Novela, na minha concepção enquanto jornalista, além de ser um produto visando somente o entretenimento, determina e tem uma série de funções em nossa sociedade contemporânea. Quem não se lembra do núcleo de drogas na novela “O Clone”, da autora Glória Perez, que mostrou a dura realidade das drogas não só na classe baixa, mas também na classe alta.

Outro grande exemplo de prestação de serviço a sociedade foi a novela “Viver a Vida”, que retratou de forma correta o cotidiano de uma cadeirante, na trama vivida magistralmente pela atriz Aline Moraes. Esse tipo de ação serve como um “tapa na cara” na nossa sociedade que acredita que a vida é bela e que não existem defeitos nem problemas. Saber como lidar com esses percalços é uma das vantagens de ser noveleiro.

Saindo um pouco do âmbito sério, falar de novela, comentar e até dar informações em 1° mão de personagens é muito bom. Esse tipo de ação de dar desfechos e colocações sobre os personagens é como se tivéssemos o dom Deus em nossas mãos, ao mandar nas vidas das pessoas. Quer dizer, esse  gostinho deve ser maravilhoso para os autores de novelas.

Ver grandes atores em cena em horário nobre em nossa casa é algo impagável.
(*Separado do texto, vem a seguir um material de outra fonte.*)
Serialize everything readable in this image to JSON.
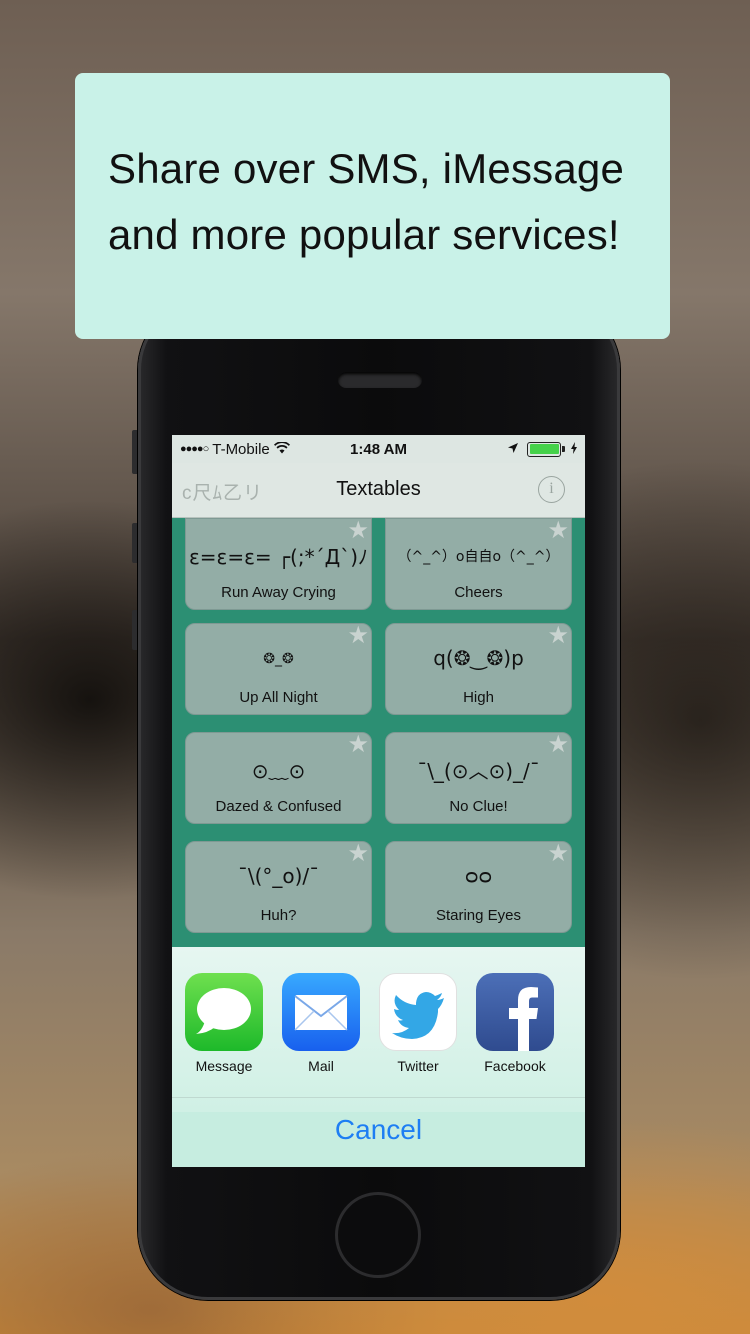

Nomes como Lima Duarte, Lilia Cabral, Camila Morgado e muitos outros toda noite, à nossa sua disposição, ao nosso deleite, nos satisfaz enquanto pessoas e proporciona aulas de sucesso profissional a cada entonação vocal.

Algo que adoro fazer com meu grupo de amigos é assistir em bares da cidade ao final das novelas, e se for aquela que eu adoro, tudo pode acontecer. Eu choro, dou risadas, brigo, xingo o autor e no final faço minhas considerações acerca dos desfechos. Além de fazer tudo isso, tomo uma “cervejinha” para aquietar os ânimos e pensar um pouco em como vai fazer falta determinada novela em meu cotidiano. Isso não é exagero, é verdade!

Ok, ok! Eu, por ser um “noveleiro assumido” só exemplifiquei os benefícios da novela em nossas vidas. Mas novela demais, como tudo na vida, em excesso, acaba se tornando veneno. Você deixar de viver a sua vida para acompanhar todas as novelas que passam em nossa programação é algo que acaba sendo enlouquecedor, e você acabará esquecendo de outras coisas boas da vida como ótimas companhias ao seu lado, passeios, cinema, teatro, exposições, boas conversas, sua vida profissional e pessoal.

Nessa primeira postagem, tentei colocar para vocês que a novela, além de ser um artigo de grande valor cultural, o gênero traz mais benefícios que malefícios. Esse discurso de que “novela emburrece a população” já é algo ultrapassado e não cabe mais em nossa sociedade dos dias atuais. Tá bom, deixa eu correr que tenho de assistir ao capítulo de hoje da minha novela preferida…

E aí, hein?! Assistar a novelas é CULT ou não é?